Basicly what happens in provisioning is:-
You place and order.
The supplier checks that they have capacity and available numbers.
You submit the order*
You details are entered into the main customer database.
Accounts are created on the relevent servers that will reference the central database.
6a. You will be sent details of the account.
6b. You will be sent hardware to connect.
7a. You setup you hardware. and make calls
7b. You connect your hardware. This checks back to the central servers and ties the up with your account. On a full system this would be by mac address and a partial system they would send you a preconfigured unit.
Not many ITSPs are using full provisioning platforms at this stage. This is down in part to cost and complexity. Time will come when they all do though. And as networks grow they will need to, I the same way as a normal PTO or mobile operator does. The provisioning platform they use keeps track of the network equipment in use and idle so redundant and idle equipment can be removed or reused.
root52, yes Asterisk: The Future of Telephony is the book I’m reading. One other question, you said
[color=green]Now with that said you can “provision” phones or ATA’s yourself. Again assuming you ATA is using SIP you would make a friend (or peer depending on what you are doing) in your sip.conf and then tell the ATA (through the firmware) where it is to register (i.e. the ip address of your server) [/color]
Does this still include a service provider or not? In this case can one do the ‘hosting’ with a SIP server - OpenSIPS or SER?
provisioning your phones with configuration information is a nic feature if you have say 20 phone’s intalled and you need to change some parameter in the phone like dialplan changes you can change a file on your server the phone’s are checking the configfiles on ther serverfor changes and if there is a change it will get that file and update the phone.

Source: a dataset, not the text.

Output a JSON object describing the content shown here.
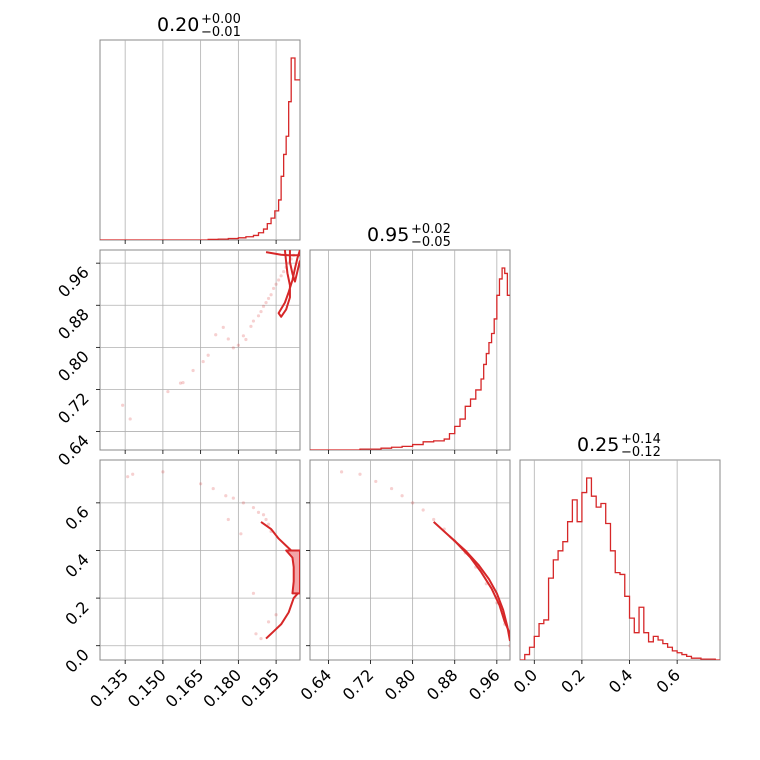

if yo have just 1 or 2 phone’s or different phone’s you do not need it.
most times you can do provisioning with a tftp server or webserver
[quote=“sander4000”]if yo have just 1 or 2 phone’s or different phone’s you do not need it.
most times you can do provisioning with a tftp server or webserver[/quote]
So this means I don’t need a service provider to connect an ATA device in one location to Asterisk that is located at my home.